More often than not the messages would read, “I keep getting a busy signal when I try to call you. Please call me.” When the Cellink customer attempts to call the number he or she is directed to a voice messaging centre.
On Thursday, Chief Executive Officer of Guyana Telephone and Telegraph Company, Yog Mahadeo, said that this is one of the things that are hurting the company.
He said that he has received hundreds of calls from Cellink customers informing the company about the text messages. One striking feature is that all the calls come from Digicel phones.
GT&T has since written to the Public Utilities Commission complaining about this development which he feels is another effort by his competitor to earn revenue.
Digicel Chief Executive Officer, Gregory Dean, said that he was aware of the issue and that GT&T had filed a complaint with the PUC.
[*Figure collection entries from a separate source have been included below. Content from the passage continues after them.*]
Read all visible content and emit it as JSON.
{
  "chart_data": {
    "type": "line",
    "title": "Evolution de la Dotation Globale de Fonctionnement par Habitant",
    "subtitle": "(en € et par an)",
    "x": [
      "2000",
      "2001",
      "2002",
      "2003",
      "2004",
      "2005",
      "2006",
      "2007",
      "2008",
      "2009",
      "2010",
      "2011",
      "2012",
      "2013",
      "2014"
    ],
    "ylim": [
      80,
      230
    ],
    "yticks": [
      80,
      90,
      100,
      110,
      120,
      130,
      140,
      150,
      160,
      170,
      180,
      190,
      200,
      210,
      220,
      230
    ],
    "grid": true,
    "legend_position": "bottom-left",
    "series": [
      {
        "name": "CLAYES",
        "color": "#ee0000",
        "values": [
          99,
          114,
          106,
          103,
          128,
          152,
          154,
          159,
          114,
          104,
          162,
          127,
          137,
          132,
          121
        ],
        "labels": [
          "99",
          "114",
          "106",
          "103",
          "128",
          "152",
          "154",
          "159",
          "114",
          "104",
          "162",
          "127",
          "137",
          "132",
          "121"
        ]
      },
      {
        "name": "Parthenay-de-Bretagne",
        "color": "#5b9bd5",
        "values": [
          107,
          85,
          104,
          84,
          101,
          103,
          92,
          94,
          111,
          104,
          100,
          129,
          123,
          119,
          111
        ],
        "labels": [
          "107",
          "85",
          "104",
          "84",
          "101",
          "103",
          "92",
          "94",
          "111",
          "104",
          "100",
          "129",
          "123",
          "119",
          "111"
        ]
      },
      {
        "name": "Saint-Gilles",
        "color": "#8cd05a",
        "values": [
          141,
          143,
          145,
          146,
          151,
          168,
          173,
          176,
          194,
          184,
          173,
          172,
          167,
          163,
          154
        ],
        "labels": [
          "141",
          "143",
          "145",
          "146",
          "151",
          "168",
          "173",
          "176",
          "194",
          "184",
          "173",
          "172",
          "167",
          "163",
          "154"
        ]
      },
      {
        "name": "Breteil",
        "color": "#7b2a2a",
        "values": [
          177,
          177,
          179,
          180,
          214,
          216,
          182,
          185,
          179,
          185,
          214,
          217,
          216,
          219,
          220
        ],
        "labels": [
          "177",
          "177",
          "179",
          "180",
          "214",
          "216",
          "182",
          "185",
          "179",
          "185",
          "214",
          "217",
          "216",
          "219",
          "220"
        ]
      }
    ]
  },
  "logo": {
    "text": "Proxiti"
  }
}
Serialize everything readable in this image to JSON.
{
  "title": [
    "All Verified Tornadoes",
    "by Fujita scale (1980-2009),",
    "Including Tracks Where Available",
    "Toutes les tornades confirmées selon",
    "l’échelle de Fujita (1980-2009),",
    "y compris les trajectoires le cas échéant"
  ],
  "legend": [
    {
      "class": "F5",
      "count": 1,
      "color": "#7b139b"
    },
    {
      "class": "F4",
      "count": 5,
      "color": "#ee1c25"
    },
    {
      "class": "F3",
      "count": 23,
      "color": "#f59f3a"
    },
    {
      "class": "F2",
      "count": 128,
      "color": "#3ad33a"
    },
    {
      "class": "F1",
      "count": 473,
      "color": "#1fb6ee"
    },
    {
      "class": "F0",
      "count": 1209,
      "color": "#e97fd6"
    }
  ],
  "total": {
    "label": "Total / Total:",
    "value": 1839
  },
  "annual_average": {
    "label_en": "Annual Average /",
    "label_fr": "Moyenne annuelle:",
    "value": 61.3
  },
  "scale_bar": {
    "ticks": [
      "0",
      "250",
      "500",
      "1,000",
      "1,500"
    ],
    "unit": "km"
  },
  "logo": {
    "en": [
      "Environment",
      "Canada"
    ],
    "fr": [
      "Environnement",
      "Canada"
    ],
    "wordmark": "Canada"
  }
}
He said that the PUC has given Digicel 14 days to respond. He insisted that his company is not involved. To suggest that Digicel is doing this to make money is ludicrous.
But Mr Mahadeo explained that every time a caller completes the call to the number that caller must pay Digicel, the company to which the call is made. Mathematically, this could provide a windfall, he said.
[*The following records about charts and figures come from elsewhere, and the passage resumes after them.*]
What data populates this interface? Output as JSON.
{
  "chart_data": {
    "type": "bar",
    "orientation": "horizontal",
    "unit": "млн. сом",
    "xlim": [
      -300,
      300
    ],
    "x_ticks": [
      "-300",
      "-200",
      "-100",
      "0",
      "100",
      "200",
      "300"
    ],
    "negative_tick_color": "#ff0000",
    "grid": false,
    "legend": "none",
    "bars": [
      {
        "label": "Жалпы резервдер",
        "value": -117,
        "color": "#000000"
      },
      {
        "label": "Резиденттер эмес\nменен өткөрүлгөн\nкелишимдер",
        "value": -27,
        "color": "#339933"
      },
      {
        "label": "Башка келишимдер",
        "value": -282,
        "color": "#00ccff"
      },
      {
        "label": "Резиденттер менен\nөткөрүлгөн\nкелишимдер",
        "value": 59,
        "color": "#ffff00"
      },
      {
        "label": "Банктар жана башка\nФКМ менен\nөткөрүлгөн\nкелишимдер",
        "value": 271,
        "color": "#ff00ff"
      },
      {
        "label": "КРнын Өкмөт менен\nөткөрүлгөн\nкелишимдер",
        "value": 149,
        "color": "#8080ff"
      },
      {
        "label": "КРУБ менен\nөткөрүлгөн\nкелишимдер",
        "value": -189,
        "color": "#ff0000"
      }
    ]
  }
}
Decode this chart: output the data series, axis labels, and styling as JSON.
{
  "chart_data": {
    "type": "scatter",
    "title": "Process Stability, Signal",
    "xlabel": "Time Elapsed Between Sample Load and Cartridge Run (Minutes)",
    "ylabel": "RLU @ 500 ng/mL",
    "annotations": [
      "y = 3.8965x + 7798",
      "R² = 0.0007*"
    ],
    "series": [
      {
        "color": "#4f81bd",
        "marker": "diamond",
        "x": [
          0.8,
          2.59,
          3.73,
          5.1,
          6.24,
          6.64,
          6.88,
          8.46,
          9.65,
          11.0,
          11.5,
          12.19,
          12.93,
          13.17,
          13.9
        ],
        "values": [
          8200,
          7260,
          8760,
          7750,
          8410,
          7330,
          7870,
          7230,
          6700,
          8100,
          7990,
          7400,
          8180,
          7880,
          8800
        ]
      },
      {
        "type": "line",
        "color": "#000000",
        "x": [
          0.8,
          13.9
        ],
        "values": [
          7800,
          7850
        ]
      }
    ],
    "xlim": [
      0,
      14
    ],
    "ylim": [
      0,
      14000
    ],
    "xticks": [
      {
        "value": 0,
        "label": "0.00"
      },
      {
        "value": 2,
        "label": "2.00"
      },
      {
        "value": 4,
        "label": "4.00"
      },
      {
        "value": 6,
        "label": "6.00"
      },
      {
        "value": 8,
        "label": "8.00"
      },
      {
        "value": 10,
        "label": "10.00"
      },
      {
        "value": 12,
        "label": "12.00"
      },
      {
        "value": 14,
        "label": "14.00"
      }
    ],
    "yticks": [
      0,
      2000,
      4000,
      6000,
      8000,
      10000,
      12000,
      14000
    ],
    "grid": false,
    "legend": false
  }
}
There are some 300,000 Cellink customers and if each day a large number of them receive a text to return a call, and they do, then the payment to Digicel is substantial.
One thousand recipients of such calls making one call to the Digicel number could contribute $30,000. Some people called repeatedly after they received the text.
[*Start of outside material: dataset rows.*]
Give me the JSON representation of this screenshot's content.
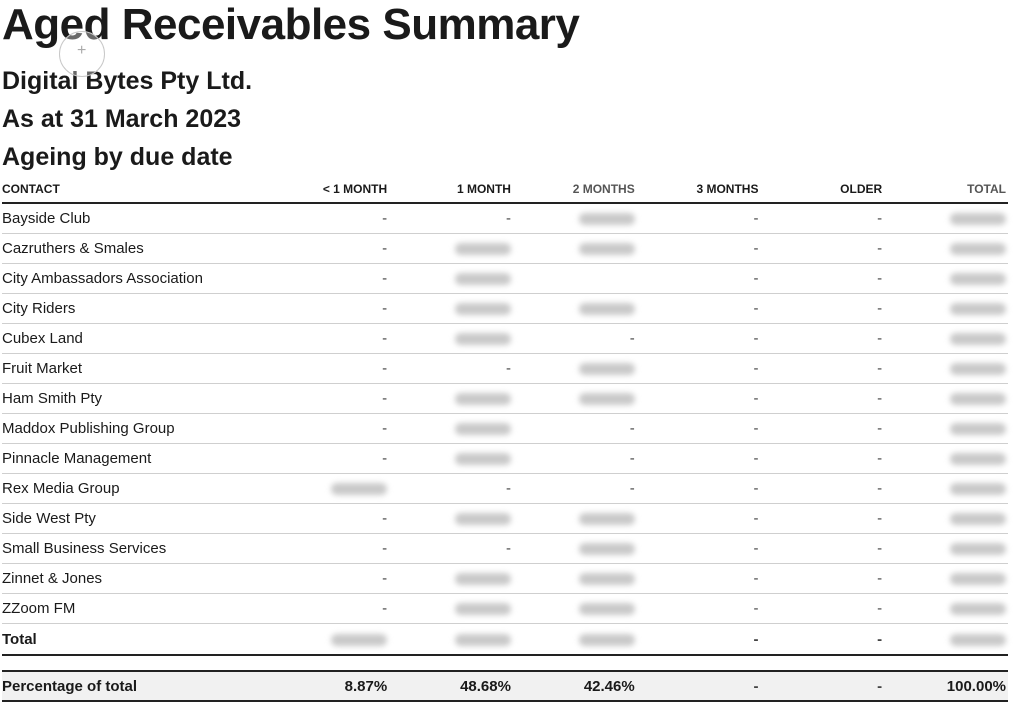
{
  "report": {
    "title": "Aged Receivables Summary",
    "company": "Digital Bytes Pty Ltd.",
    "as_at": "As at 31 March 2023",
    "ageing": "Ageing by due date"
  },
  "table": {
    "headers": [
      "CONTACT",
      "< 1 MONTH",
      "1 MONTH",
      "2 MONTHS",
      "3 MONTHS",
      "OLDER",
      "TOTAL"
    ],
    "rows": [
      {
        "contact": "Bayside Club",
        "cells": [
          "-",
          "-",
          "#",
          "-",
          "-",
          "#"
        ]
      },
      {
        "contact": "Cazruthers & Smales",
        "cells": [
          "-",
          "#",
          "#",
          "-",
          "-",
          "#"
        ]
      },
      {
        "contact": "City Ambassadors Association",
        "cells": [
          "-",
          "#",
          "",
          "-",
          "-",
          "#"
        ]
      },
      {
        "contact": "City Riders",
        "cells": [
          "-",
          "#",
          "#",
          "-",
          "-",
          "#"
        ]
      },
      {
        "contact": "Cubex Land",
        "cells": [
          "-",
          "#",
          "-",
          "-",
          "-",
          "#"
        ]
      },
      {
        "contact": "Fruit Market",
        "cells": [
          "-",
          "-",
          "#",
          "-",
          "-",
          "#"
        ]
      },
      {
        "contact": "Ham Smith Pty",
        "cells": [
          "-",
          "#",
          "#",
          "-",
          "-",
          "#"
        ]
      },
      {
        "contact": "Maddox Publishing Group",
        "cells": [
          "-",
          "#",
          "-",
          "-",
          "-",
          "#"
        ]
      },
      {
        "contact": "Pinnacle Management",
        "cells": [
          "-",
          "#",
          "-",
          "-",
          "-",
          "#"
        ]
      },
      {
        "contact": "Rex Media Group",
        "cells": [
          "#",
          "-",
          "-",
          "-",
          "-",
          "#"
        ]
      },
      {
        "contact": "Side West Pty",
        "cells": [
          "-",
          "#",
          "#",
          "-",
          "-",
          "#"
        ]
      },
      {
        "contact": "Small Business Services",
        "cells": [
          "-",
          "-",
          "#",
          "-",
          "-",
          "#"
        ]
      },
      {
        "contact": "Zinnet & Jones",
        "cells": [
          "-",
          "#",
          "#",
          "-",
          "-",
          "#"
        ]
      },
      {
        "contact": "ZZoom FM",
        "cells": [
          "-",
          "#",
          "#",
          "-",
          "-",
          "#"
        ]
      }
    ],
    "total": {
      "label": "Total",
      "cells": [
        "#",
        "#",
        "#",
        "-",
        "-",
        "#"
      ]
    },
    "percentage": {
      "label": "Percentage of total",
      "cells": [
        "8.87%",
        "48.68%",
        "42.46%",
        "-",
        "-",
        "100.00%"
      ]
    }
  }
}
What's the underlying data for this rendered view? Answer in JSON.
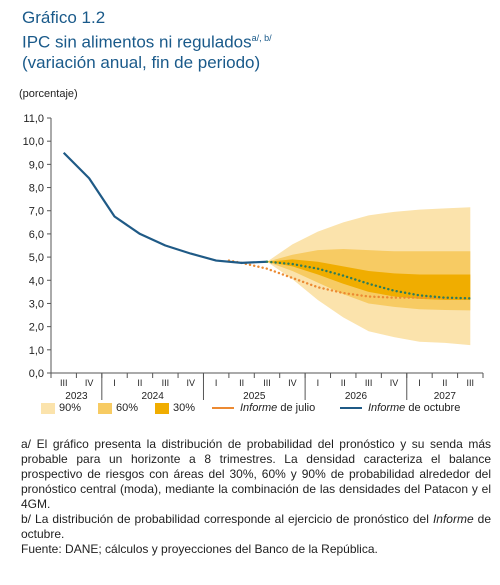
{
  "title": {
    "line1": "Gráfico 1.2",
    "line2": "IPC sin alimentos ni regulados",
    "line2_sup": "a/, b/",
    "line3": "(variación anual, fin de periodo)"
  },
  "colors": {
    "title": "#1a5a8a",
    "band90": "#fbe3ac",
    "band60": "#f7cb63",
    "band30": "#f0ad00",
    "october": "#1f5a86",
    "october_forecast": "#2e7d5a",
    "july": "#ec8a32"
  },
  "legend": {
    "b90": "90%",
    "b60": "60%",
    "b30": "30%",
    "july_italic": "Informe",
    "july_rest": " de julio",
    "oct_italic": "Informe",
    "oct_rest": " de octubre"
  },
  "chart_data": {
    "type": "area",
    "ylabel": "(porcentaje)",
    "ylim": [
      0,
      11
    ],
    "yticks": [
      "0,0",
      "1,0",
      "2,0",
      "3,0",
      "4,0",
      "5,0",
      "6,0",
      "7,0",
      "8,0",
      "9,0",
      "10,0",
      "11,0"
    ],
    "grid": false,
    "quarters": [
      "III",
      "IV",
      "I",
      "II",
      "III",
      "IV",
      "I",
      "II",
      "III",
      "IV",
      "I",
      "II",
      "III",
      "IV",
      "I",
      "II",
      "III"
    ],
    "years": [
      {
        "label": "2023",
        "start": 0,
        "end": 1
      },
      {
        "label": "2024",
        "start": 2,
        "end": 5
      },
      {
        "label": "2025",
        "start": 6,
        "end": 9
      },
      {
        "label": "2026",
        "start": 10,
        "end": 13
      },
      {
        "label": "2027",
        "start": 14,
        "end": 16
      }
    ],
    "series": [
      {
        "name": "Informe de octubre",
        "style": "solid",
        "points": [
          [
            0,
            9.5
          ],
          [
            1,
            8.4
          ],
          [
            2,
            6.75
          ],
          [
            3,
            6.0
          ],
          [
            4,
            5.5
          ],
          [
            5,
            5.15
          ],
          [
            6,
            4.85
          ],
          [
            7,
            4.75
          ],
          [
            8,
            4.8
          ]
        ]
      },
      {
        "name": "Informe de octubre",
        "style": "dotted",
        "points": [
          [
            8,
            4.8
          ],
          [
            9,
            4.7
          ],
          [
            10,
            4.5
          ],
          [
            11,
            4.2
          ],
          [
            12,
            3.85
          ],
          [
            13,
            3.55
          ],
          [
            14,
            3.35
          ],
          [
            15,
            3.25
          ],
          [
            16,
            3.22
          ]
        ]
      },
      {
        "name": "Informe de julio",
        "style": "dotted",
        "points": [
          [
            6.5,
            4.85
          ],
          [
            7,
            4.75
          ],
          [
            8,
            4.5
          ],
          [
            9,
            4.1
          ],
          [
            10,
            3.7
          ],
          [
            11,
            3.45
          ],
          [
            12,
            3.3
          ],
          [
            13,
            3.25
          ],
          [
            14,
            3.25
          ],
          [
            15,
            3.23
          ],
          [
            16,
            3.22
          ]
        ]
      }
    ],
    "bands": {
      "x": [
        8,
        9,
        10,
        11,
        12,
        13,
        14,
        15,
        16
      ],
      "b90": {
        "upper": [
          4.8,
          5.55,
          6.1,
          6.5,
          6.8,
          6.95,
          7.05,
          7.1,
          7.15
        ],
        "lower": [
          4.8,
          4.05,
          3.15,
          2.4,
          1.8,
          1.55,
          1.35,
          1.3,
          1.2
        ]
      },
      "b60": {
        "upper": [
          4.8,
          5.1,
          5.3,
          5.35,
          5.3,
          5.25,
          5.25,
          5.25,
          5.25
        ],
        "lower": [
          4.8,
          4.4,
          3.9,
          3.4,
          3.0,
          2.85,
          2.75,
          2.72,
          2.7
        ]
      },
      "b30": {
        "upper": [
          4.8,
          4.9,
          4.8,
          4.6,
          4.4,
          4.3,
          4.25,
          4.25,
          4.25
        ],
        "lower": [
          4.8,
          4.6,
          4.25,
          3.85,
          3.5,
          3.3,
          3.2,
          3.15,
          3.15
        ]
      }
    }
  },
  "notes": {
    "a": "a/ El gráfico presenta la distribución de probabilidad del pronóstico y su senda más probable para un horizonte a 8 trimestres. La densidad caracteriza el balance prospectivo de riesgos con áreas del 30%, 60% y 90% de probabilidad alrededor del pronóstico central (moda), mediante la combinación de las densidades del Patacon y el 4GM.",
    "b_pre": "b/ La distribución de probabilidad corresponde al ejercicio de pronóstico del ",
    "b_italic": "Informe",
    "b_post": " de octubre.",
    "source": "Fuente: DANE; cálculos y proyecciones del Banco de la República."
  }
}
But Mr Dean holds the view that these are nuisance text messages and that people who receive the texts should report them to the police. “That is the obvious thing to do.”
One of the people who responded to a text message described the issue as “big time gangstering”. He received the text message from 674-7307.
“This type of skullduggery can run into millions of dollars. It is a deliberate attempt to defraud the people of Guyana,” he said.
There was the woman who believed that the text message had come from an aunt, who was ill. The woman said that she called the number 665-0591 repeatedly and kept getting the voice messaging centre.
Other people got text messages from 684-9667 and they too thought that relatives were trying to reach them.
Mr Mahadeo said that he has advised the Cellink subscribers to send the numbers from which the messages come to his head office. “Please do not be alarmed. We are going to take action.”
The text messages were flowing all day yesterday and there seemed to be no end in sight.